A Place of Stillness features artwork, poetry and prose from students from a unique Brisbane school that provides opportunities to young women facing barriers to education. The 88-page full-colour coffee table book compiles around 180 drawings, paintings, prints, photography, sculptural artworks and poetry pieces created by Carinity Education Southside students over the past four years.
Rebecca says creating artwork and poetry for the book was a cathartic experience for many contributing students. “Many of our young people suffer from anxiety, depression, and trauma-related concerns. Using their creativity to express their feelings, emotions and concerns have helped some to address and resolve these issues,” she explains.

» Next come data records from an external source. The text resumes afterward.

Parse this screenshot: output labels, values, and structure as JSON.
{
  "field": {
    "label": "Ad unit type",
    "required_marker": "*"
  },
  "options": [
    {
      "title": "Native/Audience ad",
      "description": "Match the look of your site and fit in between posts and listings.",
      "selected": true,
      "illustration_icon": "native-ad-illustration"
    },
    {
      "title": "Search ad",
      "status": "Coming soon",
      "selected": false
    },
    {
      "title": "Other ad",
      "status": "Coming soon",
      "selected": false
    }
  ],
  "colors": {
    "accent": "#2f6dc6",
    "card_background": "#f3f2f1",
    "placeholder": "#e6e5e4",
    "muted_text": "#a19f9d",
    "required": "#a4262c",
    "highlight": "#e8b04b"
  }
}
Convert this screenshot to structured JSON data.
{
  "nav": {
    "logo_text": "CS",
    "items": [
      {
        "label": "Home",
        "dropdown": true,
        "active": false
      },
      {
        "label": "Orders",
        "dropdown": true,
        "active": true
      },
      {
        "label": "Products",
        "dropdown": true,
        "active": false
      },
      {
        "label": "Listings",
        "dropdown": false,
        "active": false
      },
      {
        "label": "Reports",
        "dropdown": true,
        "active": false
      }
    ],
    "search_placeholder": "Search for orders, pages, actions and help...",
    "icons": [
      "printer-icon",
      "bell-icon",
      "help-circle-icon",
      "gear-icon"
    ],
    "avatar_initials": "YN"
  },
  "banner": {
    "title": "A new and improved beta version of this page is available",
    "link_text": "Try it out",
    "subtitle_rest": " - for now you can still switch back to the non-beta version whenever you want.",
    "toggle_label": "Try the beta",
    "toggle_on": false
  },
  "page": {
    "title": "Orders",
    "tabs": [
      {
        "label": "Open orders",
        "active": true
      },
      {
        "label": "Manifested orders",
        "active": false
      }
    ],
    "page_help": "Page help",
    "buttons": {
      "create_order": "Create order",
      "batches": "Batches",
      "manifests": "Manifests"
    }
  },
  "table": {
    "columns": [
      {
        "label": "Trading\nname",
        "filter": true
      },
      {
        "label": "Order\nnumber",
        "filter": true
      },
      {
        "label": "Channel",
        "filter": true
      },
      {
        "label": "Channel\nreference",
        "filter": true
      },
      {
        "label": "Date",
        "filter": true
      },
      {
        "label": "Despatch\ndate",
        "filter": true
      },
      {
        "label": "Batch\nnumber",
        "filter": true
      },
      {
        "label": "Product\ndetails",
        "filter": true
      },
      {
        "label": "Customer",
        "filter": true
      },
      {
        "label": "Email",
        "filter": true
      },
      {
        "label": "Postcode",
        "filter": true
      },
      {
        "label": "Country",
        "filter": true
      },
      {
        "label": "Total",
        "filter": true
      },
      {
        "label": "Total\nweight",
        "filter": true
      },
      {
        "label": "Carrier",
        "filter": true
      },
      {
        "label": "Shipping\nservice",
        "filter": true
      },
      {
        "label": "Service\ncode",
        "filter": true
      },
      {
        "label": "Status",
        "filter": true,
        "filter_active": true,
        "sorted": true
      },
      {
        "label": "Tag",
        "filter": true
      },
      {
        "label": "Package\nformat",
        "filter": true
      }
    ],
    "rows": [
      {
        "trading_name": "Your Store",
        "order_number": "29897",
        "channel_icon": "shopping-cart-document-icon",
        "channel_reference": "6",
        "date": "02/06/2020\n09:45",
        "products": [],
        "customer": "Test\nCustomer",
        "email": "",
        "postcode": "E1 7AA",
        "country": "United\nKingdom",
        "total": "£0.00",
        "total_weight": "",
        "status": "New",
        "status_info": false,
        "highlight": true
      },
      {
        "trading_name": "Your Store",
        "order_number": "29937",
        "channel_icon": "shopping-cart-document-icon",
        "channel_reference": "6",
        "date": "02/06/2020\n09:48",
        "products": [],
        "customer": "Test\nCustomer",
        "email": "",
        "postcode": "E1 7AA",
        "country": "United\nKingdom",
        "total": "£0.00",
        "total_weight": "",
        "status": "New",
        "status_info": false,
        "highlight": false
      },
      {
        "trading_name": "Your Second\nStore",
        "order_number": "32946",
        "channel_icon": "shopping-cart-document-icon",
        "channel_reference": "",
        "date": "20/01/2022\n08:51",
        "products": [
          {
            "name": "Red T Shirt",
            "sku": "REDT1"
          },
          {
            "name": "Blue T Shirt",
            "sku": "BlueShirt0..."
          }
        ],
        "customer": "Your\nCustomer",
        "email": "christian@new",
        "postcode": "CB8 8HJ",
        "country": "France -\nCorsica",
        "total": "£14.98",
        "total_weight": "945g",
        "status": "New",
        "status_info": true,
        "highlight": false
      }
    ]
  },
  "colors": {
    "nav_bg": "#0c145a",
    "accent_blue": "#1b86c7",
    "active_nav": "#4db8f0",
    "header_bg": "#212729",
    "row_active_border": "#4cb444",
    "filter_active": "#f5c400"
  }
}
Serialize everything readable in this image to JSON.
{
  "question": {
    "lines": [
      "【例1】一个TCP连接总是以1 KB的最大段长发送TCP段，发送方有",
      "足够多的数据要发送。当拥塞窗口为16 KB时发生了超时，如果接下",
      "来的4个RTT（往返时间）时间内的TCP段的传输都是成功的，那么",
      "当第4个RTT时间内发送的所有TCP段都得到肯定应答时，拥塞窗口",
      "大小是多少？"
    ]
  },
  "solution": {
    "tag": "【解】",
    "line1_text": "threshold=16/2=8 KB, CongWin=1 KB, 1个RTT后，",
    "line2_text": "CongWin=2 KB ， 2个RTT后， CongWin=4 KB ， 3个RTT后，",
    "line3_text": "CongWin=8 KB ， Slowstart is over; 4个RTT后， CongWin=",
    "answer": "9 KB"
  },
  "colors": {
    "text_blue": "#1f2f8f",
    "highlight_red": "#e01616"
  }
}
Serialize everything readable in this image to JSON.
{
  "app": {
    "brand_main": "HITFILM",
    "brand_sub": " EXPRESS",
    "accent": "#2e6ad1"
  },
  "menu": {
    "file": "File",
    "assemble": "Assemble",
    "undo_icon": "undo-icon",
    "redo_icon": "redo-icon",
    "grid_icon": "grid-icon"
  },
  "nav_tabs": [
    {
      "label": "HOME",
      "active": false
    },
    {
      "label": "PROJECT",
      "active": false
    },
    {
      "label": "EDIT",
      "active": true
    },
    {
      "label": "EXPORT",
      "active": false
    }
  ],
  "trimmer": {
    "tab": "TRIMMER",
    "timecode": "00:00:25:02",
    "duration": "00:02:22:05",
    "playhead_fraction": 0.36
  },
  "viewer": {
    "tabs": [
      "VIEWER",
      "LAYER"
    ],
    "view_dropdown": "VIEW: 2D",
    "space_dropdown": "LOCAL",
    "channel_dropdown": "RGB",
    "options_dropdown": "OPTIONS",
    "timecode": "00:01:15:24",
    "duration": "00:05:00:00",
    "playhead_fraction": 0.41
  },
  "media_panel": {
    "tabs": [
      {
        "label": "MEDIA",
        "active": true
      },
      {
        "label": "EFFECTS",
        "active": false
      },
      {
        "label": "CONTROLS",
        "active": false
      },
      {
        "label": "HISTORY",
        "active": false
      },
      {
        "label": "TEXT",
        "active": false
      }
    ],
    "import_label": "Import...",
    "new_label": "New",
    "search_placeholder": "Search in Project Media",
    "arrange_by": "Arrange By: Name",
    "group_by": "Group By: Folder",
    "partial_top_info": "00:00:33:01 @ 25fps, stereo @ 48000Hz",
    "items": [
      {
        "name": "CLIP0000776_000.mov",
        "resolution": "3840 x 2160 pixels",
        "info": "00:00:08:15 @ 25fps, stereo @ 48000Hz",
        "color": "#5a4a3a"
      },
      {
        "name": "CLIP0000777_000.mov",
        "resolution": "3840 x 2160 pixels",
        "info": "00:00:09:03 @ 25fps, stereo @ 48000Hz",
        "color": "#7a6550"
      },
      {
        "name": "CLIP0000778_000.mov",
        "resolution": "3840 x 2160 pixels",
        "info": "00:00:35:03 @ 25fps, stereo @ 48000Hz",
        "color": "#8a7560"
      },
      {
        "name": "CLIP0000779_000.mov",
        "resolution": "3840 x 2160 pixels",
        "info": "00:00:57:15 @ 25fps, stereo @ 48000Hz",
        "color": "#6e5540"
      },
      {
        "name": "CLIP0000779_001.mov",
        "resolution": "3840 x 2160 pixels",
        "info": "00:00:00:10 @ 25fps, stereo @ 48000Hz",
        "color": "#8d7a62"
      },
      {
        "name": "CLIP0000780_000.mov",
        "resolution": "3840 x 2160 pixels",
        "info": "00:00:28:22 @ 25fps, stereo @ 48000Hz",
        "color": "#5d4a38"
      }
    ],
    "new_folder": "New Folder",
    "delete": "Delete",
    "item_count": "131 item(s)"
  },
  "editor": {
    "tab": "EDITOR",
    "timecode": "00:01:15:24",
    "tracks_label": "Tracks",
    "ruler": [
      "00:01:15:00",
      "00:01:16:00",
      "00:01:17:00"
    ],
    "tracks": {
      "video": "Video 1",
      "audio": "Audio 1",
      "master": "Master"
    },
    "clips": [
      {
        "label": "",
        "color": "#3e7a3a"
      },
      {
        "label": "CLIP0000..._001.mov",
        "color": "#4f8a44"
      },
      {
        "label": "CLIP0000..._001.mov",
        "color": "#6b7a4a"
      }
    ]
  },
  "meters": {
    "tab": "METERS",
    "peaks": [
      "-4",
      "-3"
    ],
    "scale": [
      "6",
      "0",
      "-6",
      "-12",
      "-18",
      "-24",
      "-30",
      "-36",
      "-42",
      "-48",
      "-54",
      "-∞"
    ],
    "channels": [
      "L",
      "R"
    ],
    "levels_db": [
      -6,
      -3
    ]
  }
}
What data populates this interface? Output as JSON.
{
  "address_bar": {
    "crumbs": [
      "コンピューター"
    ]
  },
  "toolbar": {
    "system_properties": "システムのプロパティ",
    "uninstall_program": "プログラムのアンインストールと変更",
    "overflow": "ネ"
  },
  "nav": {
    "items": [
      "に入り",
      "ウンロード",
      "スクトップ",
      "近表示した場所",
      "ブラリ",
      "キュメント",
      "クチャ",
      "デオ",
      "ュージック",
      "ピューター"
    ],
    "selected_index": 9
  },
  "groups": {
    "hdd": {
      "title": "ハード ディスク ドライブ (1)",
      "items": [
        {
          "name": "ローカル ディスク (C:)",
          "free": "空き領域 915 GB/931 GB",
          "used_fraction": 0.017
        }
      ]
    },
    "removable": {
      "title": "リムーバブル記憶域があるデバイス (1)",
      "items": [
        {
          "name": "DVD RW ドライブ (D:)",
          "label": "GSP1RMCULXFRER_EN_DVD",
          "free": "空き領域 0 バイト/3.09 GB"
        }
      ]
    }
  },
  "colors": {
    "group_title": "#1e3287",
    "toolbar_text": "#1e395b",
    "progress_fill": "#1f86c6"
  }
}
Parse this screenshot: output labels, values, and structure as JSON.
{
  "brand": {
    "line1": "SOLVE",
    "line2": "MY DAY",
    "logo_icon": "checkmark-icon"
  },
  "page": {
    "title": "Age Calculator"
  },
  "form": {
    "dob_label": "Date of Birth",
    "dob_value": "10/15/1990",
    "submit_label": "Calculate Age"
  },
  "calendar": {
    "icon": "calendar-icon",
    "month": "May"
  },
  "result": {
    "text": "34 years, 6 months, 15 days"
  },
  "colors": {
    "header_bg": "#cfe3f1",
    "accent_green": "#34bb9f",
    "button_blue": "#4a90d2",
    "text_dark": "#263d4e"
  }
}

A Place of Stillness also features personal reflections from past students whose lives were positively impacted by attending Carinity Education Southside, which includes an on-site children’s Early Learning Centre for students who are young mothers. “Southside wasn’t just a school; it was a safe haven for so many of us, in so many more ways than one,” says past student Emily, who fell pregnant at 15 and now has a young daughter and a nursing career.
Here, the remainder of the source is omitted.